The ever-elusive psychographic/behavioral list. It's easy to build a demographically-defined list (location, job title, company type, etc). Not so easy to build a list that includes people with certain beliefs, or who have had certain experiences. And yet, I keep trying to figure out how to do the latter. I've had some success...
The demographically-defined list
I have always cared a lot about list quality. When I started building lists for clients, I started with the "tight & clean" approach:
- Use LinkedIn Sales Navigator (LISN) Advanced. Reason: LinkedIn has fresher data than Apollo et al, and The Advanced tier lets you upload CSV files, allowing much easier creation of account lists which let you scope people lists more easily.
- Process:
- In LISN build a search that results in a list of companies that employ the people you want on your list.
- Use Phantombuster to scrape that LISN search. Turn the Phantombuster scrape into CSV files of 1,000 companies each.
- Import each CSV into an Accounts list in LISN.
- Use those Accounts lists to scope a LISN people search such that your people search yields exactly the kind of people you want on your final list. Use LISN exclusion filters heavily to reduce noise.
- Use Evaboot to scrape the people search and get email addresses for those people.
This is a slow, difficult process. Over time, I came up with something better, the "refine a big, noisy list" approach:
- Use the cheaper LISN account. Reason: you don't need to upload CSVs to LISN using this approach.
- Process:
- In LISN, build a people search that results in the people you want on your list.
- Use vayne.io to scrape that LISN search. Vayne can multiplex a search across (I presume) a fleet of bot accounts they run, meaning you can scrape way more quickly and with less risk to your LISN account than Phantombuster poses.
- The scrape you get from Vayne will be noisy, but it will contain the subset of people you are looking for. It takes a bit of code to clean the list up, but either a pivot table or an LLM looping over the big noisy CSV or a combination of both can get you a squeaky clean list with considerably less effort, delay, and cost than the other approach.
- Use anymailfinder.com to look up email addresses for the cleaned Vayne list. Use Zerobounce to further validate the email addresses that anymailfinder.com gives you, and use scrubby.io to validate the catch-all email addresses.
The psychographic/behavioral list
I've got nothin shippable, just some experiments I've tried. :)
It's worth mentioning that there will be good proxies for certain behavioral characteristics. Ex: Most people who have been a manager for multiple years are likely to have had to fire one or more employees. Building a list of people with the behavioral characteristic of "has had to fire someone" isn't going to be that hard because having manager in the job title -- a demographic characteristic -- is a good proxy for the behavior we're interested in.
Phantombuster does let you scrape Facebook and LinkedIn groups. So does Apify, which I've moved to for most of my scraping work. I experimented with scraping a Facebook group once. IIRC the group was for people dealing with anxiety disorders -- a great example of a psychographic characteristic. The scrape went great. It yielded maybe around 10,000 people? Then I tried to convert that big beautiful list into email addresses and got asymptotically close to zero email addresses. If it had been a scrape of a LinkedIn group, I'm certain that closer to 50% of the list of people would have successfully converted to email addresses.
Last weekend I built a proof of concept for a prospective client. They wanted a list of companies that are likely to buy a certain kind of firm in the future. Since we don't live inside the world depicted in Minority Report, the next best alternative to find:
- Companies that in the recent past have bought that certain kind of firm. They may buy another one again.
- Companies that ordinarily buy a range of firms that include the certain kind of firm in question.
This resolves to a scraping job followed by an LLM filtering job.

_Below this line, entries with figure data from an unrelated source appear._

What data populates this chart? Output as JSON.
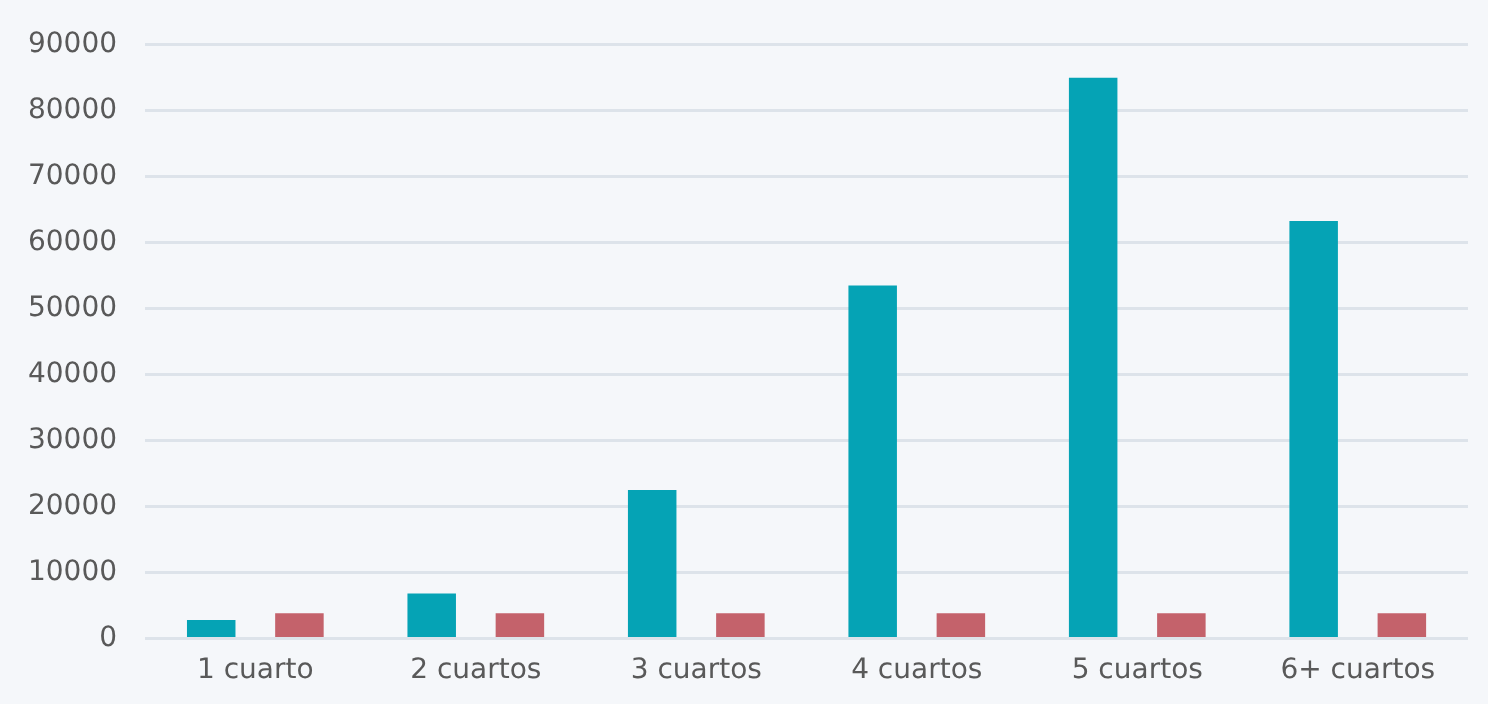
{
  "chart_data": {
    "type": "bar",
    "categories": [
      "1 cuarto",
      "2 cuartos",
      "3 cuartos",
      "4 cuartos",
      "5 cuartos",
      "6+ cuartos"
    ],
    "series": [
      {
        "color": "#05a3b5",
        "values": [
          2800,
          6800,
          22500,
          53500,
          85000,
          63300
        ]
      },
      {
        "color": "#c4626b",
        "values": [
          3800,
          3800,
          3800,
          3800,
          3800,
          3800
        ]
      }
    ],
    "ylim": [
      0,
      90000
    ],
    "yticks": [
      0,
      10000,
      20000,
      30000,
      40000,
      50000,
      60000,
      70000,
      80000,
      90000
    ],
    "grid": "y"
  }
}
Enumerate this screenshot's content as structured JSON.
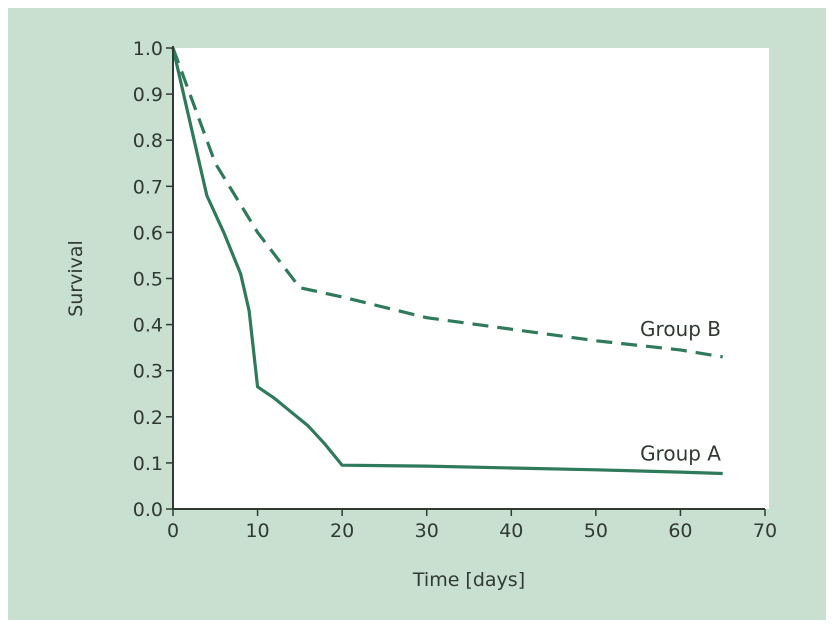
{
  "chart_data": {
    "type": "line",
    "xlabel": "Time [days]",
    "ylabel": "Survival",
    "xlim": [
      0,
      70
    ],
    "ylim": [
      0,
      1.0
    ],
    "xticks": [
      0,
      10,
      20,
      30,
      40,
      50,
      60,
      70
    ],
    "xtick_labels": [
      "0",
      "10",
      "20",
      "30",
      "40",
      "50",
      "60",
      "70"
    ],
    "yticks": [
      0,
      0.1,
      0.2,
      0.3,
      0.4,
      0.5,
      0.6,
      0.7,
      0.8,
      0.9,
      1.0
    ],
    "ytick_labels": [
      "0.0",
      "0.1",
      "0.2",
      "0.3",
      "0.4",
      "0.5",
      "0.6",
      "0.7",
      "0.8",
      "0.9",
      "1.0"
    ],
    "grid": false,
    "series": [
      {
        "name": "Group A",
        "style": "solid",
        "color": "#2e7a5a",
        "x": [
          0,
          2,
          4,
          6,
          8,
          9,
          10,
          12,
          14,
          16,
          18,
          20,
          30,
          40,
          50,
          60,
          65
        ],
        "y": [
          1.0,
          0.84,
          0.68,
          0.6,
          0.51,
          0.43,
          0.265,
          0.24,
          0.21,
          0.18,
          0.14,
          0.095,
          0.093,
          0.089,
          0.085,
          0.08,
          0.077
        ]
      },
      {
        "name": "Group B",
        "style": "dashed",
        "color": "#2e7a5a",
        "x": [
          0,
          2,
          5,
          10,
          15,
          20,
          30,
          40,
          50,
          60,
          65
        ],
        "y": [
          1.0,
          0.9,
          0.75,
          0.6,
          0.48,
          0.46,
          0.415,
          0.39,
          0.365,
          0.345,
          0.33
        ]
      }
    ]
  }
}
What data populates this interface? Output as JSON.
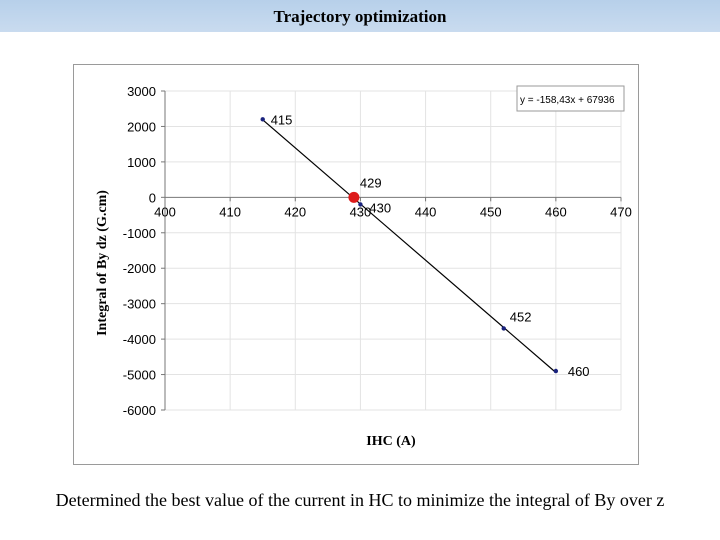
{
  "slide": {
    "title": "Trajectory optimization",
    "caption": "Determined the best value of the current in HC to minimize the integral of By over z"
  },
  "colors": {
    "title_bar": "#c2d6ee",
    "line": "#000000",
    "point": "#1a237e",
    "optimum": "#dd1a1a"
  },
  "chart_data": {
    "type": "scatter",
    "xlabel": "IHC (A)",
    "ylabel": "Integral of By dz (G.cm)",
    "xlim": [
      400,
      470
    ],
    "ylim": [
      -6000,
      3000
    ],
    "xticks": [
      400,
      410,
      420,
      430,
      440,
      450,
      460,
      470
    ],
    "yticks": [
      3000,
      2000,
      1000,
      0,
      -1000,
      -2000,
      -3000,
      -4000,
      -5000,
      -6000
    ],
    "grid": true,
    "series": [
      {
        "points": [
          {
            "x": 415,
            "y": 2200,
            "label": "415"
          },
          {
            "x": 430,
            "y": -200,
            "label": "430"
          },
          {
            "x": 452,
            "y": -3700,
            "label": "452"
          },
          {
            "x": 460,
            "y": -4900,
            "label": "460"
          }
        ]
      }
    ],
    "optimum": {
      "x": 429,
      "y": 0,
      "label": "429"
    },
    "trendline": {
      "slope": -158.43,
      "intercept": 67936,
      "equation": "y = -158,43x + 67936",
      "x_from": 415,
      "x_to": 460
    }
  }
}
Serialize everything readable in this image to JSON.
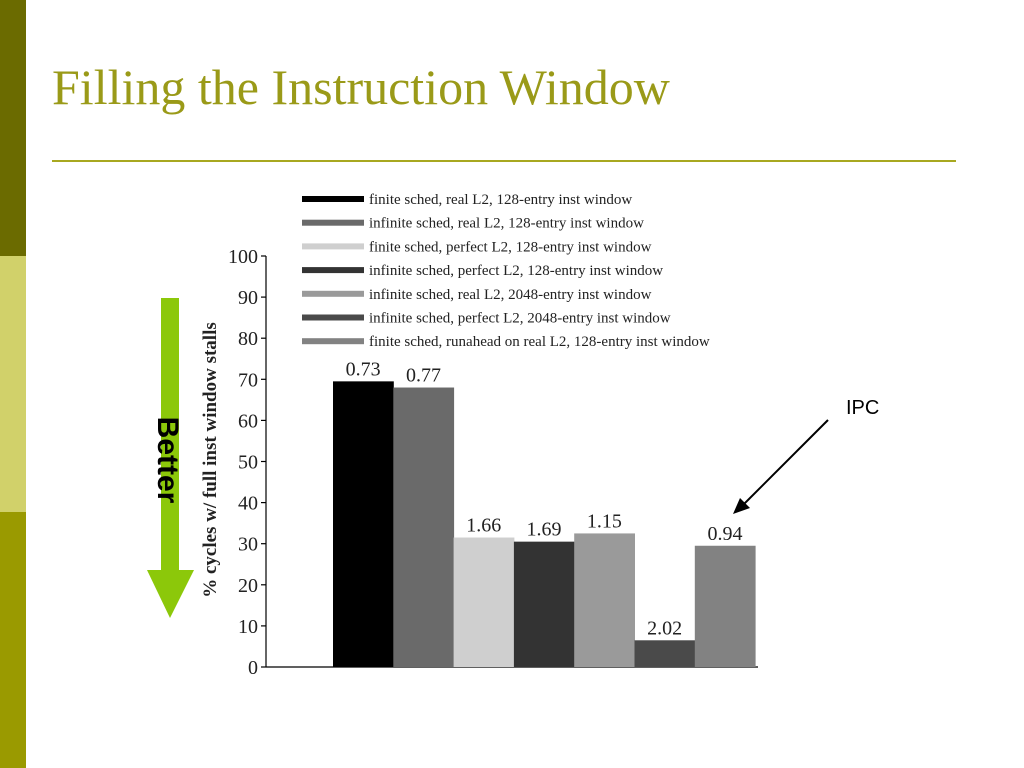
{
  "slide": {
    "title": "Filling the Instruction Window",
    "better_label": "Better",
    "ipc_annotation": "IPC"
  },
  "colors": {
    "sidebar": [
      "#6b6b00",
      "#d1d16a",
      "#9a9a00"
    ],
    "title": "#9a9a18",
    "better_arrow": "#8cc80a"
  },
  "chart_data": {
    "type": "bar",
    "title": "",
    "xlabel": "",
    "ylabel": "% cycles w/ full inst window stalls",
    "ylim": [
      0,
      100
    ],
    "yticks": [
      0,
      10,
      20,
      30,
      40,
      50,
      60,
      70,
      80,
      90,
      100
    ],
    "legend_position": "top",
    "series": [
      {
        "name": "finite sched, real L2, 128-entry inst window",
        "value": 69.5,
        "ipc": "0.73",
        "color": "#000000"
      },
      {
        "name": "infinite sched, real L2, 128-entry inst window",
        "value": 68,
        "ipc": "0.77",
        "color": "#6a6a6a"
      },
      {
        "name": "finite sched, perfect L2, 128-entry inst window",
        "value": 31.5,
        "ipc": "1.66",
        "color": "#cfcfcf"
      },
      {
        "name": "infinite sched, perfect L2, 128-entry inst window",
        "value": 30.5,
        "ipc": "1.69",
        "color": "#333333"
      },
      {
        "name": "infinite sched, real L2, 2048-entry inst window",
        "value": 32.5,
        "ipc": "1.15",
        "color": "#9a9a9a"
      },
      {
        "name": "infinite sched, perfect L2, 2048-entry inst window",
        "value": 6.5,
        "ipc": "2.02",
        "color": "#4a4a4a"
      },
      {
        "name": "finite sched, runahead on real L2, 128-entry inst window",
        "value": 29.5,
        "ipc": "0.94",
        "color": "#828282"
      }
    ]
  }
}
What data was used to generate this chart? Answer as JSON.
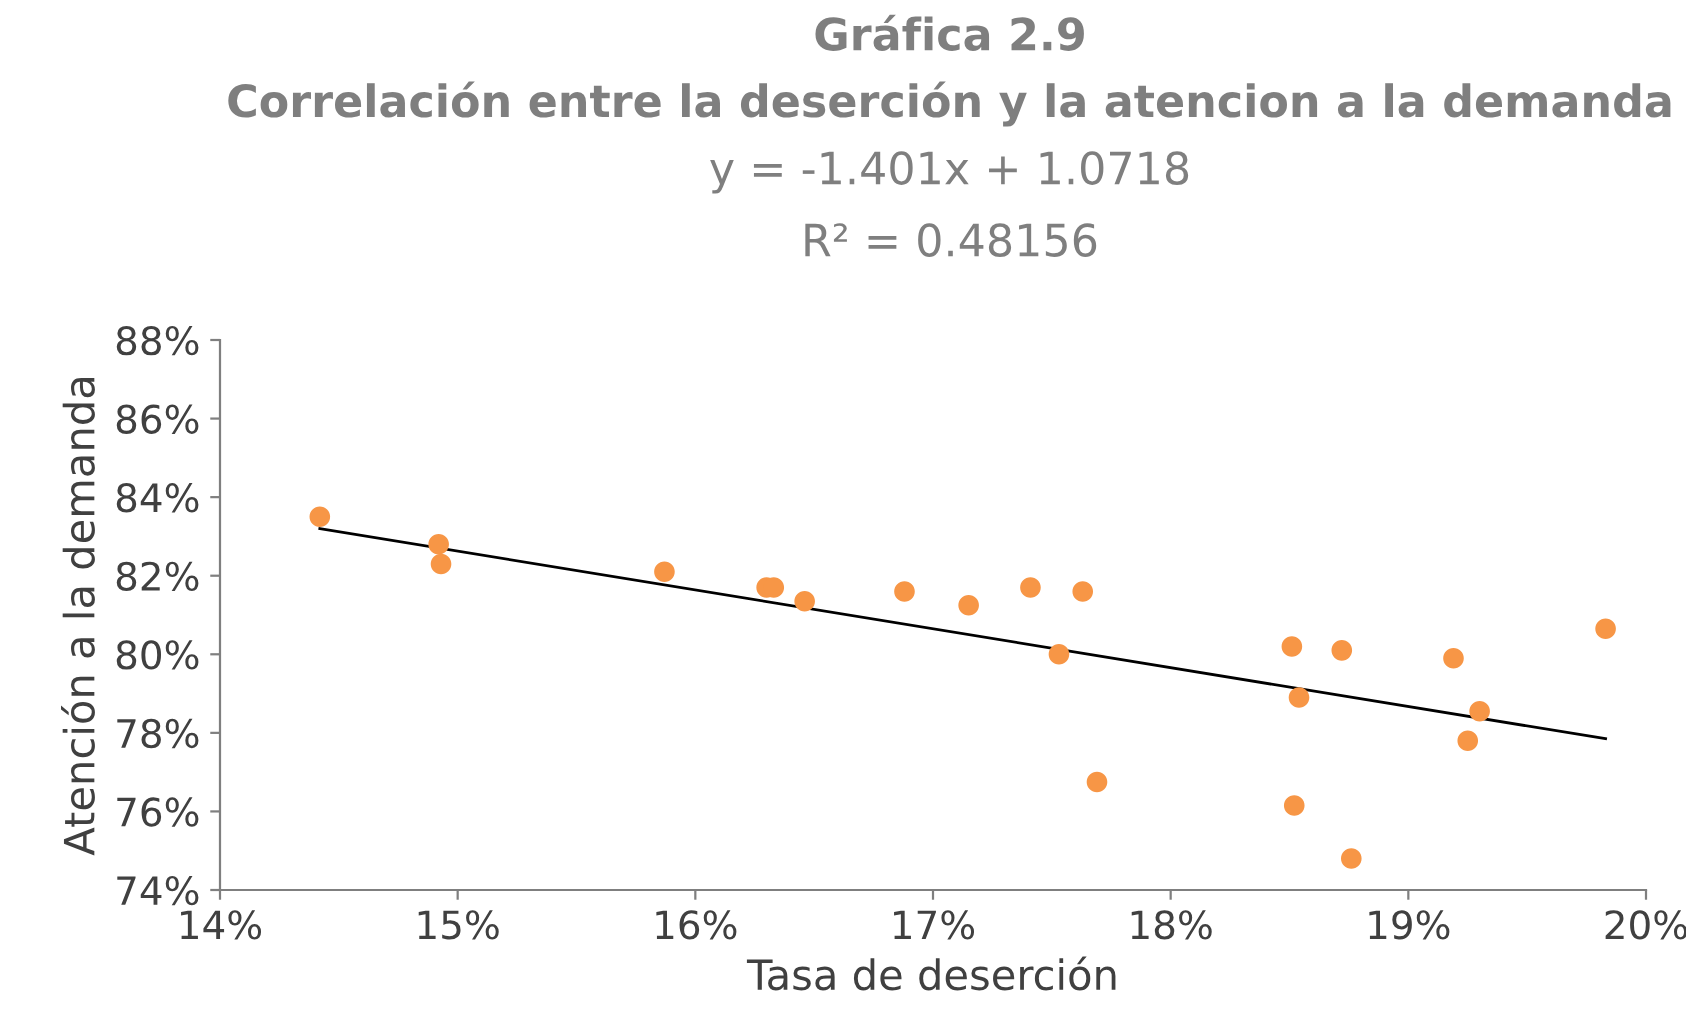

So... the best I've been able to to come up with for building a psychographic/behavioral list:
- A demographic proxy
- Scraping a LinkedIn group that's likely to have members with the desired characteristic(s)
- Scraping the open web, or search results from the open web, and then filtering those results through an LLM.
Maybe I'm underplaying my ability to build a psychographic/behavioral list a bit. If so, it's because the inherent difficulty of this kind of list-building is greater than the difficulty of building a demographic list. But if the quality of the outreach that I'm on the receiving end of is any indicator, most people aren't even trying at all to get a relevant list. So what I consider a minimum bar for quality might be quite a bit beyond what most other outbound marketers are attempting?
Anyway, sorry for the lengthy writeup; I wanted to do a bit of a checkpoint of where I'm at with respect to list-building expertise. Maybe some of this will be helpful to others.